Sobre una intensa noche de copas que terminó a 28 kilómetros de la capital de una forma inesperada, con butacas, tresillos y televisores volando hacia la calle desde un noveno piso

Imprevisto en Gijón

Había quedado con Juan Cerdá a las siete de la tarde en Oliver, con la intención de estrenar su flamante adquisición: un Citroën Méhari, de fibra de plástico, capotado y de un discreto color naranja. El coche respondía, era ligero, de fácil maniobra y, sobre todo, daba el cante. Ya cerrada la noche y libres de algún compromiso por parte de ambos, decidimos picar algo y dedicarnos a beber la noche, que no era otra cosa que ir de alterne. Avanzada la velada, en el céntrico Gandhi tomamos una copa con una conocida de Juan: Vicky para los clientes. Hace un aparte con mi amigo y al rato me comenta Juan: "Brado, me dice que hoy no trabaja más, que si la llevamos a Gijón tiene otra compañera y nos lo montamos en su piso". Nada más que hablar.

Gijón, tres de la madrugada de un sábado. Aparcamos en la calle Lastres, pequeña y sombría, de altos edificios de reciente construcción. Noveno piso. Vicky abre la puerta y avanzamos a un pequeño hall; enciende la luz y cierra la puerta con llave por dentro. A la izquierda un salón: "¿Qué raro, aquí estuvo alguien?", dice ella con cara de extrañeza. Abre otras dos puertas: "Las persianas no están como las dejé". Juan y yo parados a mitad del pasillo. Al fondo, repite la operación y podemos ver parte de una cama en la que pueden distinguirse dos pies bajo un edredón: "¿Qué haces aquí?", pregunta Vicky. Escuchamos la voz de un hombre que contesta. "¡Te dije mil veces que no quiero verte aquí. Sal de esta casa de una puta vez o llamo a la policía!", grita ella. Trago saliva con dificultad, miro a Juan: está lívido. Vicky espera unos instantes en la habitación antes de dirigirse a nosotros: "Por favor llevadme hasta la comisaría". "Ábrenos, no queremos líos", dije. A continuación aparece por la puerta de la habitación un tipo bajito, con unas canillas de jilguero, en slip y camiseta de tirantes.
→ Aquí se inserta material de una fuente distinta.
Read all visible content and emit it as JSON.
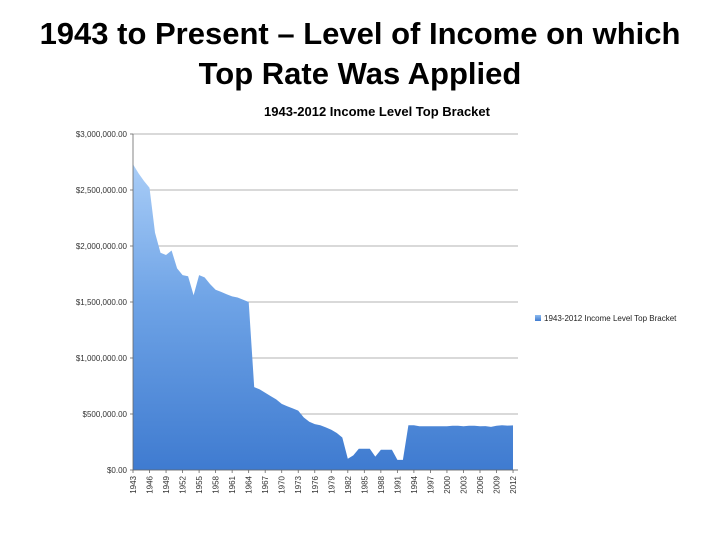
{
  "slide": {
    "title_line1": "1943 to Present – Level of Income on which",
    "title_line2": "Top Rate Was Applied"
  },
  "chart_data": {
    "type": "area",
    "title": "1943-2012 Income Level Top Bracket",
    "xlabel": "",
    "ylabel": "",
    "ylim": [
      0,
      3000000
    ],
    "y_ticks": [
      "$0.00",
      "$500,000.00",
      "$1,000,000.00",
      "$1,500,000.00",
      "$2,000,000.00",
      "$2,500,000.00",
      "$3,000,000.00"
    ],
    "x_tick_labels": [
      "1943",
      "1946",
      "1949",
      "1952",
      "1955",
      "1958",
      "1961",
      "1964",
      "1967",
      "1970",
      "1973",
      "1976",
      "1979",
      "1982",
      "1985",
      "1988",
      "1991",
      "1994",
      "1997",
      "2000",
      "2003",
      "2006",
      "2009",
      "2012"
    ],
    "grid": "horizontal",
    "legend": "right",
    "series": [
      {
        "name": "1943-2012 Income Level Top Bracket",
        "color": "#4a86d8",
        "x": [
          1943,
          1944,
          1945,
          1946,
          1947,
          1948,
          1949,
          1950,
          1951,
          1952,
          1953,
          1954,
          1955,
          1956,
          1957,
          1958,
          1959,
          1960,
          1961,
          1962,
          1963,
          1964,
          1965,
          1966,
          1967,
          1968,
          1969,
          1970,
          1971,
          1972,
          1973,
          1974,
          1975,
          1976,
          1977,
          1978,
          1979,
          1980,
          1981,
          1982,
          1983,
          1984,
          1985,
          1986,
          1987,
          1988,
          1989,
          1990,
          1991,
          1992,
          1993,
          1994,
          1995,
          1996,
          1997,
          1998,
          1999,
          2000,
          2001,
          2002,
          2003,
          2004,
          2005,
          2006,
          2007,
          2008,
          2009,
          2010,
          2011,
          2012
        ],
        "values": [
          2730000,
          2650000,
          2580000,
          2520000,
          2120000,
          1940000,
          1920000,
          1960000,
          1800000,
          1740000,
          1730000,
          1560000,
          1740000,
          1720000,
          1660000,
          1610000,
          1590000,
          1570000,
          1550000,
          1540000,
          1520000,
          1500000,
          740000,
          720000,
          690000,
          660000,
          630000,
          590000,
          570000,
          550000,
          530000,
          470000,
          430000,
          410000,
          400000,
          380000,
          360000,
          330000,
          290000,
          100000,
          130000,
          190000,
          190000,
          190000,
          120000,
          180000,
          180000,
          180000,
          90000,
          90000,
          400000,
          400000,
          390000,
          390000,
          390000,
          390000,
          390000,
          390000,
          395000,
          395000,
          390000,
          395000,
          395000,
          390000,
          392000,
          385000,
          395000,
          400000,
          396000,
          398000
        ]
      }
    ]
  }
}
Ningunea nuestra presencia y dirigiéndose a ella grita: "¡Me cago en tu madre, como vayas a la poli te tiro los muebles por la ventana!". "Oye, por favor...", "con vosotros no va la cosa" me interrumpió el tío. "Por eso, nosotros nos vamos", maticé. "Llevadme en coche a la policía", insistía ella mientras abría la puerta.
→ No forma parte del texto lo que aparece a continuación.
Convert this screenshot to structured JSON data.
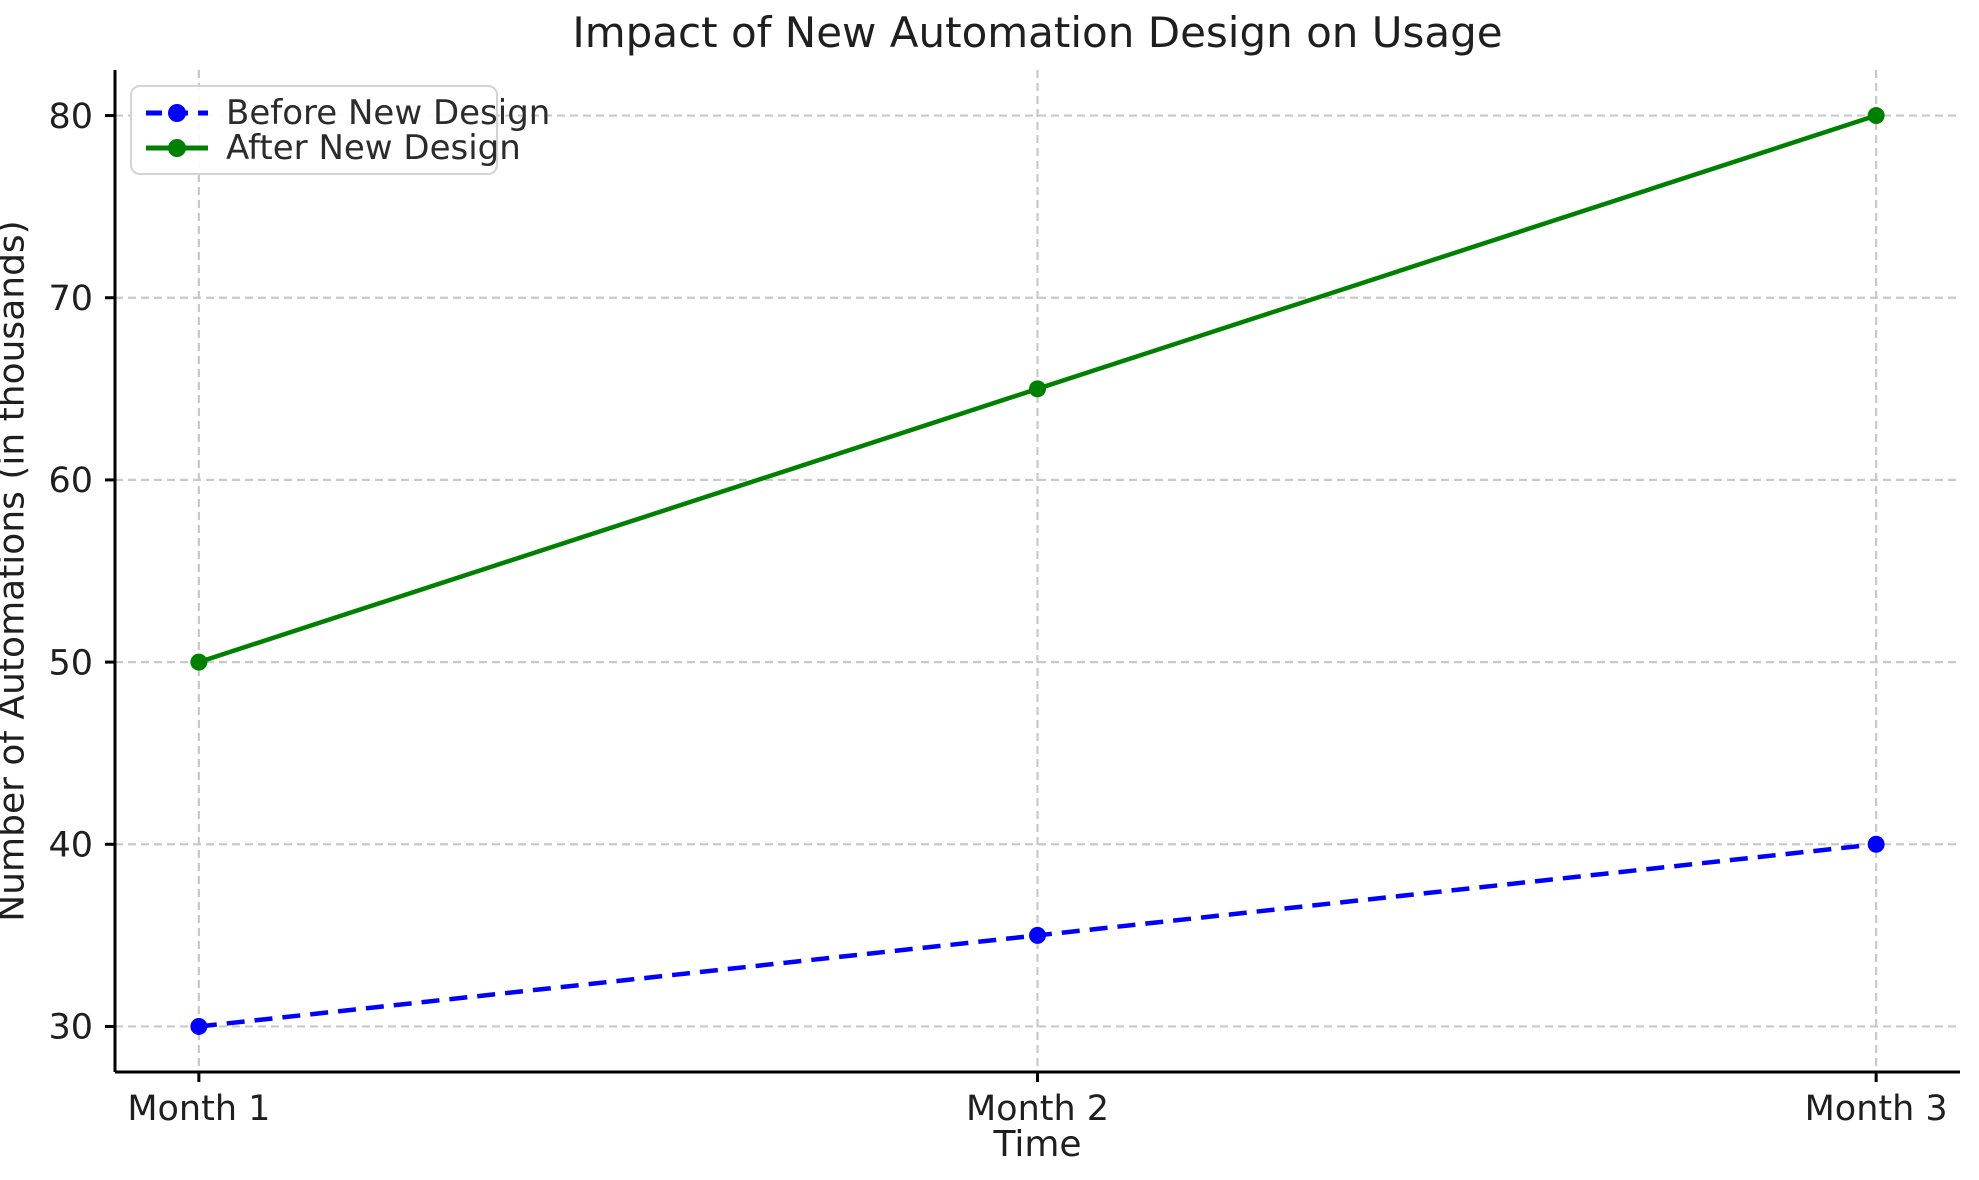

Estamos en el portal del inmueble, cuando escuchamos un fuerte impacto en el exterior. Vemos una butaca reventada en medio de la calle: "¡El coche!", grita Juan; "¡El tresillo que está por pagar!", exclama ella. Salta por los aires otra butaca; persianas que se suben, luces que se encienden. Expectación. Aprovechamos la marquesina del portal para salir arrimados a la fachada. A partir de este momento resulta difícil explicar con palabras lo que sigue. Alguien se puede imaginar una mesa de cocina con cubiertos en el cajón cayendo desde un noveno, pues eso. El estruendo de un televisor de 30 pulgadas de los de caja antigua, también. Menaje de cocina, sillas... de todo. Tomamos el Méhari dejamos a la chica en la comisaría de Begoña y pitando para Oviedo.

Los días siguientes, juro que lo primero que hacía era consultar las páginas de sucesos en busca de la noticia; podía imaginar el tratamiento peculiar que suelen dar los playos a los temas carbayones: dos peligrosos "elementos de la capital" fueron vistos en el lugar de los hechos.